I know my attendees are using the online tools to plan their show. I’ve helped many attendees both over the phone and onsite to navigate through the online systems and troubleshoot issues.
on May 18th, 2010 at 4:05 pm
Trade shows are a major investment. Gone are the days when exhibitors could merely buy booth space, show up, and get great results. Now exhibitors have to “work it” and make it happen, and pre-show marketing is necessary to do this.
So what you mentioned, Dave, is a great opportunity for associations/show management to help their exhibitors help themselves. I hope we get to a point where interactive online profiles become the standard, and not the “cool new thing!”
Congrats on your 1st post…looking forward to reading them all!!
on May 19th, 2010 at 3:47 pm
Dave, you are absolutely right! In today’s times we all lead two different business lives, one OFFLINE and one ONLINE. Physical Trade Shows are the best lead generators there are, but what do we do for the other 360 days a year? Virtual Trade Shows and Business Communities are here and are going to play a huge role in our future marketing endeavors.
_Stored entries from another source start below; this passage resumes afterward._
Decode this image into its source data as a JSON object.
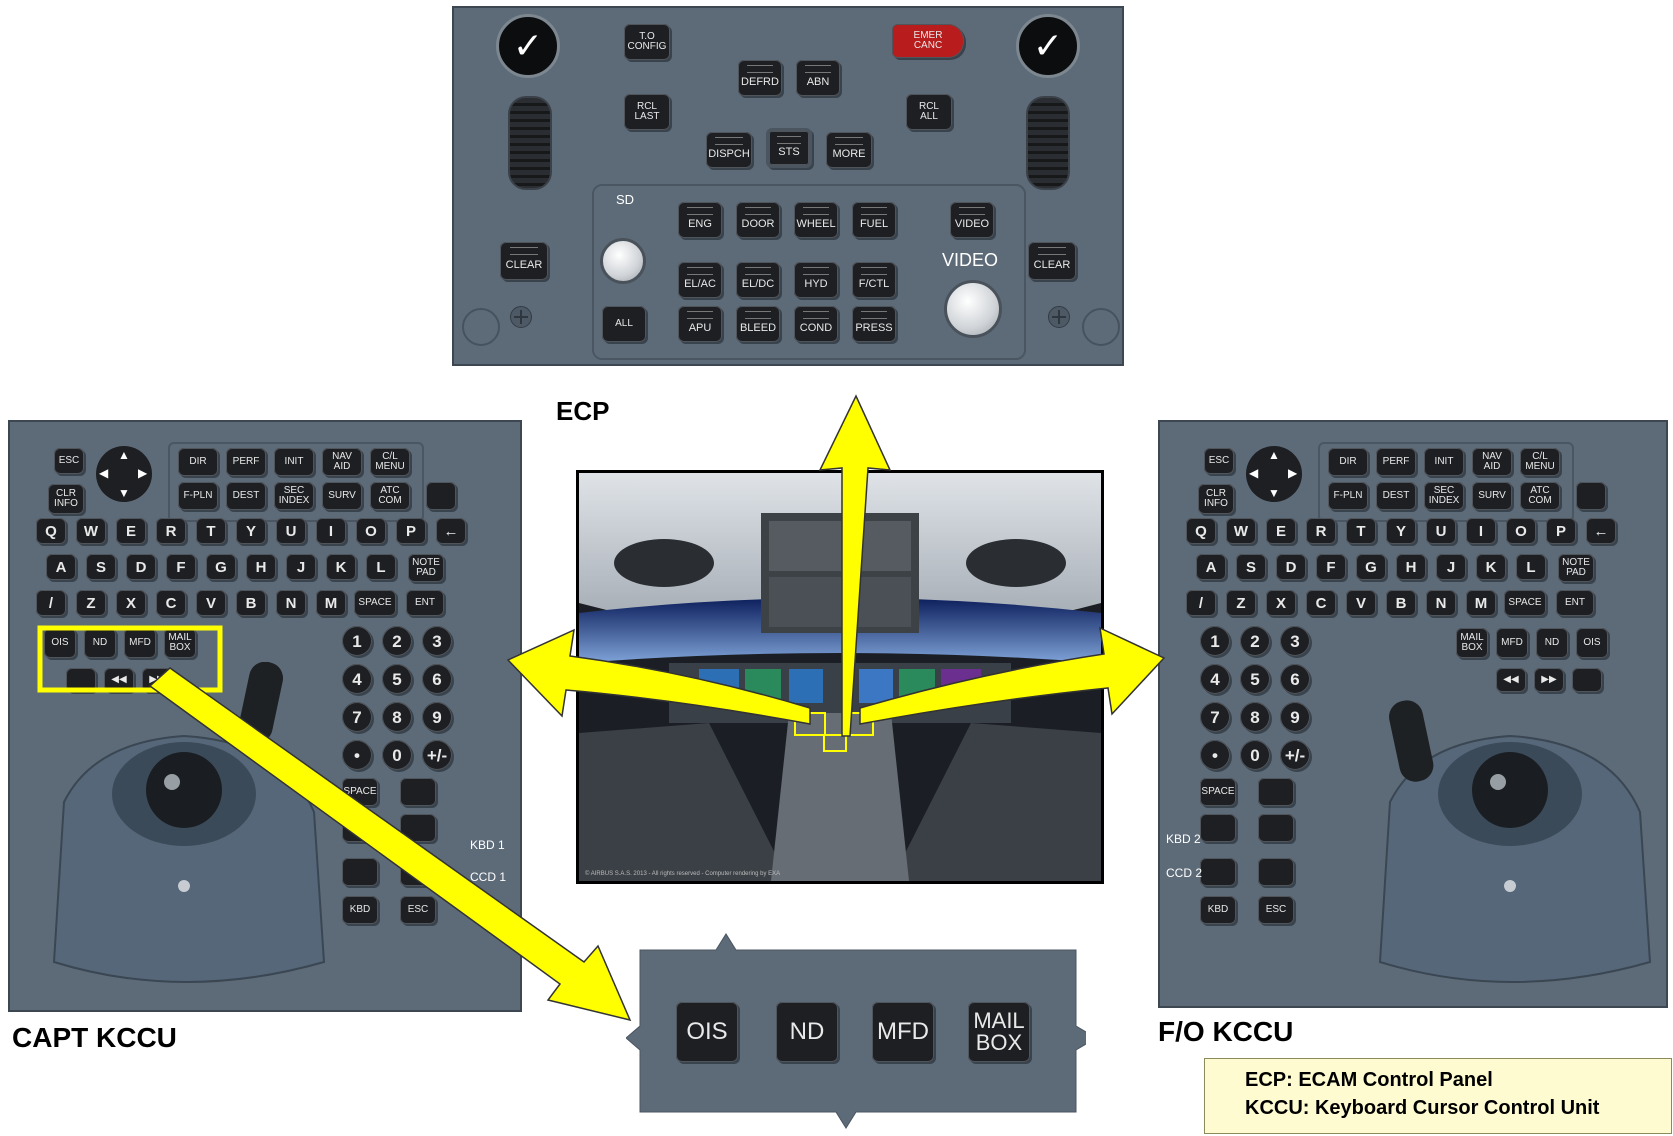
{
  "ecp": {
    "title": "ECP",
    "buttons": {
      "to_config": "T.O\nCONFIG",
      "emer_canc": "EMER\nCANC",
      "defrd": "DEFRD",
      "abn": "ABN",
      "rcl_last": "RCL\nLAST",
      "rcl_all": "RCL\nALL",
      "dispch": "DISPCH",
      "sts": "STS",
      "more": "MORE",
      "eng": "ENG",
      "door": "DOOR",
      "wheel": "WHEEL",
      "fuel": "FUEL",
      "video": "VIDEO",
      "elac": "EL/AC",
      "eldc": "EL/DC",
      "hyd": "HYD",
      "fctl": "F/CTL",
      "all": "ALL",
      "apu": "APU",
      "bleed": "BLEED",
      "cond": "COND",
      "press": "PRESS",
      "clear": "CLEAR"
    },
    "sd_label": "SD",
    "video_label": "VIDEO",
    "check_symbol": "✓"
  },
  "kccu": {
    "capt_title": "CAPT KCCU",
    "fo_title": "F/O KCCU",
    "fkeys": {
      "esc": "ESC",
      "clr_info": "CLR\nINFO",
      "dir": "DIR",
      "perf": "PERF",
      "init": "INIT",
      "nav_aid": "NAV\nAID",
      "cl_menu": "C/L\nMENU",
      "fpln": "F-PLN",
      "dest": "DEST",
      "sec_index": "SEC\nINDEX",
      "surv": "SURV",
      "atc_com": "ATC\nCOM"
    },
    "rows": [
      [
        "Q",
        "W",
        "E",
        "R",
        "T",
        "Y",
        "U",
        "I",
        "O",
        "P"
      ],
      [
        "A",
        "S",
        "D",
        "F",
        "G",
        "H",
        "J",
        "K",
        "L"
      ],
      [
        "/",
        "Z",
        "X",
        "C",
        "V",
        "B",
        "N",
        "M"
      ]
    ],
    "note_pad": "NOTE\nPAD",
    "space": "SPACE",
    "ent": "ENT",
    "backspace": "←",
    "display_keys": {
      "ois": "OIS",
      "nd": "ND",
      "mfd": "MFD",
      "mail_box": "MAIL\nBOX"
    },
    "rewind": "◀◀",
    "forward": "▶▶",
    "numpad": [
      "1",
      "2",
      "3",
      "4",
      "5",
      "6",
      "7",
      "8",
      "9",
      "•",
      "0",
      "+/-"
    ],
    "kbd": "KBD",
    "esc": "ESC",
    "capt_kbd_label": "KBD 1",
    "capt_ccd_label": "CCD 1",
    "fo_kbd_label": "KBD 2",
    "fo_ccd_label": "CCD 2"
  },
  "zoom": {
    "ois": "OIS",
    "nd": "ND",
    "mfd": "MFD",
    "mail_box": "MAIL\nBOX"
  },
  "cockpit": {
    "caption": "© AIRBUS S.A.S. 2013 - All rights reserved - Computer rendering by EXA"
  },
  "legend": {
    "line1": "ECP: ECAM Control Panel",
    "line2": "KCCU: Keyboard Cursor Control Unit"
  },
  "colors": {
    "panel": "#5d6b79",
    "key": "#1d1f22",
    "arrow": "#ffff00",
    "highlight": "#ffff00",
    "emer": "#cc2020"
  }
}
This is only the beginning.
on May 19th, 2010 at 5:18 pm
Good post Dave! Is there any historical reason for why Attendees are not asked to set up their own virtual booths? Every participant ought to have the right to add their own virtual booth and measure ROIs. What are your thoughts?
on May 21st, 2010 at 11:51 am
@Ramesh, we’re starting to see more online communities with rich attendee profiles around tradeshows. They come in two primary forms 1) Matchmaking site for connecting and making recommendations to both buyers and sellers and 2) event based communities to allow for connecting and discussions for attendee to attendee, attendee to exhibitor and attendee to session. Both are evolving quickly with the biggest obstacle being adoption. Attendees need to see the benefit and not feel like they are getting bombarded by aggressive sales tactics.